This soup is hearty, nutritious and tastes so good! A wonderful mix of curry flavours comes together with the sweetness of parsnips and the added boost from beans and lentils to make a creamy, delightfully pleasant comfort food. Great for those cold winter nights or as a healthy alternative to a regular meal. Delicious served on its own or with toast, rice cakes or chips of your choice. We love ours with some Avocado toast. This recipe would also make a perfect base for a Curry, just blend a smaller amount of the mixture and add a meat substitute such as Tofu and some peas.
If you enjoy this recipe how about trying the equally hearty Vegetable Stew with Dumplings. Or for something bursting with nutrients how about the Green Vegetable Soup. How about something sweet for pudding? The Cookie Dough Peanut Bites are so good!
- 2 Medium Parsnips
- 1 Large Carrot
- 1 Onion
- 1 Medium Cauliflower
- 100 g Chestnut Mushrooms
- 1 tbsp Liquid Smoke Optional
- 1 tsp Cinnamon
- 1 tsp Chilli Flakes
- 1-2 tbsp Chicken Seasoning I used Paprika & Lemon mix
- 2 Cloves of Garlic or 1 tbsp Granules
- 1 tsp Garam Masala
- 1 tbsp Nutritional Yeast Optional
- 2 tbsp Powder Potato like Smash Optional
- 1 Vegetable Stock Cube
- 1 Tin Green Lentils Around 120g drained
- 1 Tin Mixed Beans in Spicy Tomato Sauce Around 395g. Can be substituted for beans, paprika and Tomato Puree or Chopped Tomatoes.
- Chop your carrot, onion, parsnips, and cauliflower. Place in a pan with the chicken seasoning and cook for 10 minutes.
- Add everything else apart from the Nutritional yeast and powder potato (if using) to the pan and fill with another water to cover or more as wanted.

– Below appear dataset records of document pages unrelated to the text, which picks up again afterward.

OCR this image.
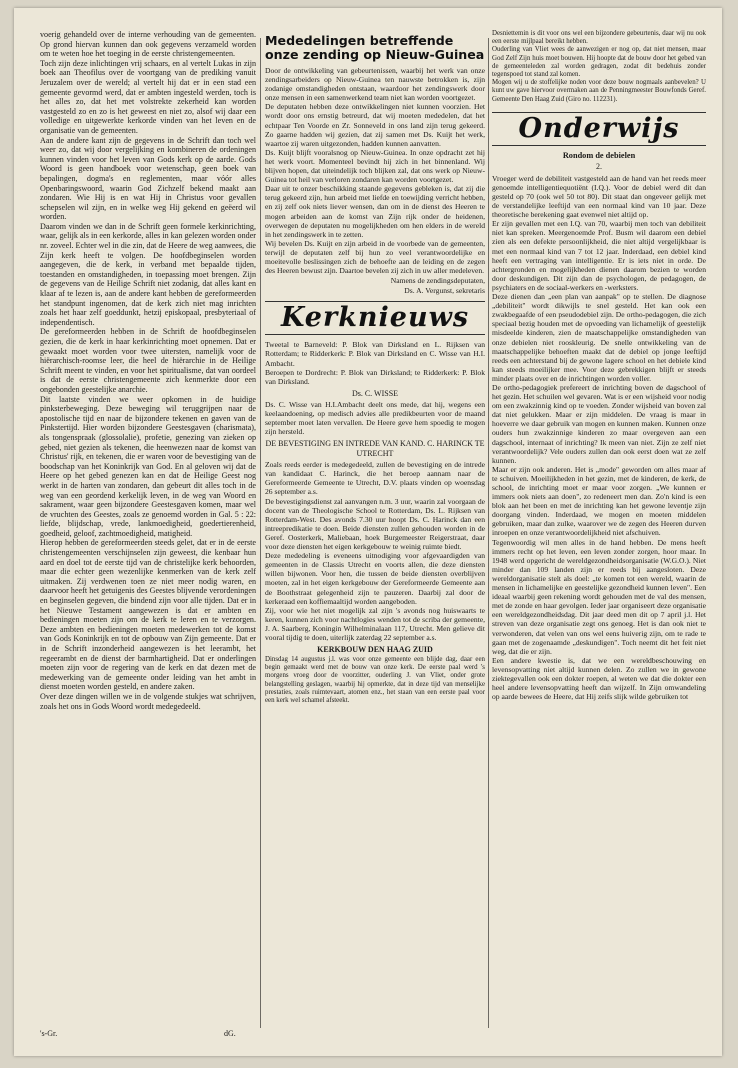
voerig gehandeld over de interne verhouding van de gemeenten. Op grond hiervan kunnen dan ook gegevens verzameld worden om te weten hoe het toeging in de eerste christengemeenten.

Toch zijn deze inlichtingen vrij schaars, en al vertelt Lukas in zijn boek aan Theofilus over de voortgang van de prediking vanuit Jeruzalem over de wereld; al vertelt hij dat er in een stad een gemeente gevormd werd, dat er ambten ingesteld werden, toch is het alles zo, dat het met volstrekte zekerheid kan worden vastgesteld zo en zo is het geweest en niet zo, alsof wij daar een volledige en uitgewerkte kerkorde vinden van het leven en de organisatie van de gemeenten.

Aan de andere kant zijn de gegevens in de Schrift dan toch wel weer zo, dat wij door vergelijking en kombineren de ordeningen kunnen vinden voor het leven van Gods kerk op de aarde. Gods Woord is geen handboek voor wetenschap, geen boek van bepalingen, dogma's en reglementen, maar vóór alles Openbaringswoord, waarin God Zichzelf bekend maakt aan zondaren. Wie Hij is en wat Hij in Christus voor gevallen schepselen wil zijn, en in welke weg Hij gekend en geëerd wil worden.

Daarom vinden we dan in de Schrift geen formele kerkinrichting, waar, gelijk als in een kerkorde, alles in kan gelezen worden onder nr. zoveel. Echter wel in die zin, dat de Heere de weg aanwees, die Zijn kerk heeft te volgen. De hoofdbeginselen worden aangegeven, die de kerk, in verband met bepaalde tijden, toestanden en omstandigheden, in toepassing moet brengen. Zijn de gegevens van de Heilige Schrift niet zodanig, dat alles kant en klaar af te lezen is, aan de andere kant hebben de gereformeerden het standpunt ingenomen, dat de kerk zich niet mag inrichten zoals het haar zelf goeddunkt, hetzij episkopaal, presbyteriaal of independentisch.

De gereformeerden hebben in de Schrift de hoofdbeginselen gezien, die de kerk in haar kerkinrichting moet opnemen. Dat er gewaakt moet worden voor twee uitersten, namelijk voor de hiërarchisch-roomse leer, die heel de hiërarchie in de Heilige Schrift meent te vinden, en voor het spiritualisme, dat van oordeel is dat de eerste christengemeente zich kenmerkte door een ongebonden geestelijke anarchie.

Dit laatste vinden we weer opkomen in de huidige pinksterbeweging. Deze beweging wil teruggrijpen naar de apostolische tijd en naar de bijzondere tekenen en gaven van de Pinkstertijd. Hier worden bijzondere Geestesgaven (charismata), als tongenspraak (glossolalie), profetie, genezing van zieken op gebed, niet gezien als tekenen, die heenwezen naar de komst van Christus' rijk, en tekenen, die er waren voor de bevestiging van de boodschap van het Koninkrijk van God. En al geloven wij dat de Heere op het gebed genezen kan en dat de Heilige Geest nog werkt in de harten van zondaren, dan gebeurt dit alles toch in de weg van een geordend kerkelijk leven, in de weg van Woord en sakrament, waar geen bijzondere Geestesgaven komen, maar wel de vruchten des Geestes, zoals ze genoemd worden in Gal. 5 : 22: liefde, blijdschap, vrede, lankmoedigheid, goedertierenheid, goedheid, geloof, zachtmoedigheid, matigheid.

Hierop hebben de gereformeerden steeds gelet, dat er in de eerste christengemeenten verschijnselen zijn geweest, die kenbaar hun aard en doel tot de eerste tijd van de christelijke kerk behoorden, maar die echter geen wezenlijke kenmerken van de kerk zelf uitmaken. Zij verdwenen toen ze niet meer nodig waren, en daarvoor heeft het getuigenis des Geestes blijvende verordeningen en beginselen gegeven, die bindend zijn voor alle tijden. Dat er in het Nieuwe Testament aangewezen is dat er ambten en bedieningen moeten zijn om de kerk te leren en te verzorgen. Deze ambten en bedieningen moeten medewerken tot de komst van Gods Koninkrijk en tot de opbouw van Zijn gemeente. Dat er in de Schrift inzonderheid aangewezen is het leerambt, het regeerambt en de dienst der barmhartigheid. Dat er onderlingen moeten zijn voor de regering van de kerk en dat dezen met de medewerking van de gemeente onder leiding van het ambt in dienst moeten worden gesteld, en andere zaken.

Over deze dingen willen we in de volgende stukjes wat schrijven, zoals het ons in Gods Woord wordt medegedeeld.

's-Gr.	dG.
Mededelingen betreffende onze zending op Nieuw-Guinea

Door de ontwikkeling van gebeurtenissen, waarbij het werk van onze zendingsarbeiders op Nieuw-Guinea ten nauwste betrokken is, zijn zodanige omstandigheden ontstaan, waardoor het zendingswerk door onze mensen in een samenwerkend team niet kan worden voortgezet.

De deputaten hebben deze ontwikkelingen niet kunnen voorzien. Het wordt door ons ernstig betreurd, dat wij moeten mededelen, dat het echtpaar Ten Voorde en Zr. Sonneveld in ons land zijn terug gekeerd. Zo gaarne hadden wij gezien, dat zij samen met Ds. Kuijt het werk, waartoe zij waren uitgezonden, hadden kunnen aanvatten.

Ds. Kuijt blijft vooralsnog op Nieuw-Guinea. In onze opdracht zet hij het werk voort. Momenteel bevindt hij zich in het binnenland. Wij blijven hopen, dat uiteindelijk toch blijken zal, dat ons werk op Nieuw-Guinea tot heil van verloren zondaren kan worden voortgezet.

Daar uit te onzer beschikking staande gegevens gebleken is, dat zij die terug gekeerd zijn, hun arbeid met liefde en toewijding verricht hebben, en zij zelf ook niets liever wensen, dan om in de dienst des Heeren te mogen arbeiden aan de komst van Zijn rijk onder de heidenen, overwegen de deputaten nu mogelijkheden om hen elders in de wereld in het zendingswerk in te zetten.

Wij bevelen Ds. Kuijt en zijn arbeid in de voorbede van de gemeenten, terwijl de deputaten zelf bij hun zo veel verantwoordelijke en moeitevolle beslissingen zich de behoefte aan de leiding en de zegen des Heeren bewust zijn. Daartoe bevelen zij zich in uw aller medeleven.

Namens de zendingsdeputaten,

Ds. A. Vergunst, sekretaris

Kerknieuws

Tweetal te Barneveld: P. Blok van Dirksland en L. Rijksen van Rotterdam; te Ridderkerk: P. Blok van Dirksland en C. Wisse van H.I. Ambacht.

Beroepen te Dordrecht: P. Blok van Dirksland; te Ridderkerk: P. Blok van Dirksland.

Ds. C. WISSE

Ds. C. Wisse van H.I.Ambacht deelt ons mede, dat hij, wegens een keelaandoening, op medisch advies alle predikbeurten voor de maand september moet laten vervallen. De Heere geve hem spoedig te mogen zijn hersteld.

DE BEVESTIGING EN INTREDE VAN KAND. C. HARINCK TE UTRECHT

Zoals reeds eerder is medegedeeld, zullen de bevestiging en de intrede van kandidaat C. Harinck, die het beroep aannam naar de Gereformeerde Gemeente te Utrecht, D.V. plaats vinden op woensdag 26 september a.s.

De bevestigingsdienst zal aanvangen n.m. 3 uur, waarin zal voorgaan de docent van de Theologische School te Rotterdam, Ds. L. Rijksen van Rotterdam-West. Des avonds 7.30 uur hoopt Ds. C. Harinck dan een intreepredikatie te doen. Beide diensten zullen gehouden worden in de Geref. Oosterkerk, Maliebaan, hoek Burgemeester Reigerstraat, daar voor deze diensten het eigen kerkgebouw te weinig ruimte biedt.

Deze mededeling is eveneens uitnodiging voor afgevaardigden van gemeenten in de Classis Utrecht en voorts allen, die deze diensten willen bijwonen. Voor hen, die tussen de beide diensten overblijven moeten, zal in het eigen kerkgebouw der Gereformeerde Gemeente aan de Boothstraat gelegenheid zijn te pauzeren. Daarbij zal door de kerkeraad een koffiemaaltijd worden aangeboden.

Zij, voor wie het niet mogelijk zal zijn 's avonds nog huiswaarts te keren, kunnen zich voor nachtlogies wenden tot de scriba der gemeente, J. A. Saarberg, Koningin Wilhelminalaan 117, Utrecht. Men gelieve dit vooral tijdig te doen, uiterlijk zaterdag 22 september a.s.

KERKBOUW DEN HAAG ZUID

Dinsdag 14 augustus j.l. was voor onze gemeente een blijde dag, daar een begin gemaakt werd met de bouw van onze kerk. De eerste paal werd 's morgens vroeg door de voorzitter, ouderling J. van Vliet, onder grote belangstelling geslagen, waarbij hij opmerkte, dat in deze tijd van menselijke prestaties, zoals ruimtevaart, atomen enz., het staan van een eerste paal voor een kerk wel schamel afsteekt.

Desniettemin is dit voor ons wel een bijzondere gebeurtenis, daar wij nu ook een eerste mijlpaal bereikt hebben.

Ouderling van Vliet wees de aanwezigen er nog op, dat niet mensen, maar God Zelf Zijn huis moet bouwen. Hij hoopte dat de bouw door het gebed van de gemeenteleden zal worden gedragen, zodat dit bedehuis zonder tegenspoed tot stand zal komen.

Mogen wij u de stoffelijke noden voor deze bouw nogmaals aanbevelen? U kunt uw gave hiervoor overmaken aan de Penningmeester Bouwfonds Geref. Gemeente Den Haag Zuid (Giro no. 112231).

Onderwijs
Rondom de debielen
2.

Vroeger werd de debiliteit vastgesteld aan de hand van het reeds meer genoemde intelligentiequotiënt (I.Q.). Voor de debiel werd dit dan gesteld op 70 (ook wel 50 tot 80). Dit staat dan ongeveer gelijk met de verstandelijke leeftijd van een normaal kind van 10 jaar. Deze theoretische berekening gaat evenwel niet altijd op.

Er zijn gevallen met een I.Q. van 70, waarbij men toch van debiliteit niet kan spreken. Meergenoemde Prof. Busm wil daarom een debiel zien als een defekte persoonlijkheid, die niet altijd vergelijkbaar is met een normaal kind van 7 tot 12 jaar. Inderdaad, een debiel kind heeft een vertraging van intelligentie. Er is iets niet in orde. De achtergronden en mogelijkheden dienen daarom bezien te worden door deskundigen. Dit zijn dan de psychologen, de pedagogen, de psychiaters en de sociaal-werkers en -werksters.

Deze dienen dan „een plan van aanpak" op te stellen. De diagnose „debiliteit" wordt dikwijls te snel gesteld. Het kan ook een zwakbegaafde of een pseudodebiel zijn. De ortho-pedagogen, die zich speciaal bezig houden met de opvoeding van lichamelijk of geestelijk misdeelde kinderen, zien de maatschappelijke omstandigheden van onze debielen niet rooskleurig. De snelle ontwikkeling van de maatschappelijke behoeften maakt dat de debiel op jonge leeftijd reeds een achterstand bij de gewone lagere school en het debiele kind kan steeds moeilijker mee. Voor deze gebrekkigen blijft er steeds minder plaats over en de inrichtingen worden voller.

De ortho-pedagogiek prefereert de inrichting boven de dagschool of het gezin. Het schuilen wel gevaren. Wat is er een wijsheid voor nodig om een zwakzinnig kind op te voeden. Zonder wijsheid van boven zal dat niet gelukken. Maar er zijn middelen. De vraag is maar in hoeverre we daar gebruik van mogen en kunnen maken. Kunnen onze ouders hun zwakzinnige kinderen zo maar overgeven aan een dagschool, internaat of inrichting? Ik meen van niet. Zijn ze zelf niet verantwoordelijk? Vele ouders zullen dan ook eerst doen wat ze zelf kunnen.

Maar er zijn ook anderen. Het is „mode" geworden om alles maar af te schuiven. Moeilijkheden in het gezin, met de kinderen, de kerk, de school, de inrichting moet er maar voor zorgen. „We kunnen er immers ook niets aan doen", zo redeneert men dan. Zo'n kind is een blok aan het been en met de inrichting kan het gewone leventje zijn doorgang vinden. Inderdaad, we mogen en moeten middelen gebruiken, maar dan zulke, waarover we de zegen des Heeren durven inroepen en onze verantwoordelijkheid niet afschuiven.

Tegenwoordig wil men alles in de hand hebben. De mens heeft immers recht op het leven, een leven zonder zorgen, hoor maar. In 1948 werd opgericht de wereldgezondheidsorganisatie (W.G.O.). Niet minder dan 109 landen zijn er reeds bij aangesloten. Deze wereldorganisatie stelt als doel: „te komen tot een wereld, waarin de mensen in lichamelijke en geestelijke gezondheid kunnen leven". Een ideaal waarbij geen rekening wordt gehouden met de val des mensen, met de zonde en haar gevolgen. Ieder jaar organiseert deze organisatie een wereldgezondheidsdag. Dit jaar deed men dit op 7 april j.l. Het streven van deze organisatie zegt ons genoeg. Het is dan ook niet te verwonderen, dat velen van ons wel eens huiverig zijn, om te rade te gaan met de zogenaamde „deskundigen". Toch neemt dit het feit niet weg, dat die er zijn.

Een andere kwestie is, dat we een wereldbeschouwing en levensopvatting niet altijd kunnen delen. Zo zullen we in gewone ziektegevallen ook een dokter roepen, al weten we dat die dokter een heel andere levensopvatting heeft dan wijzelf. In Zijn omwandeling op aarde bewees de Heere, dat Hij zeifs slijk wilde gebruiken tot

- Put the lid on and leave to simmer on a low to medium heat for at least 45 minutes to an hour. The longer the better,
- Blend the mixture as preferred or leave it as it is. I like half of it blended with some chunks left throughout.
- Serve immediately. Alternatively, it will keep for up to a week in the fridge and several months in the freezer.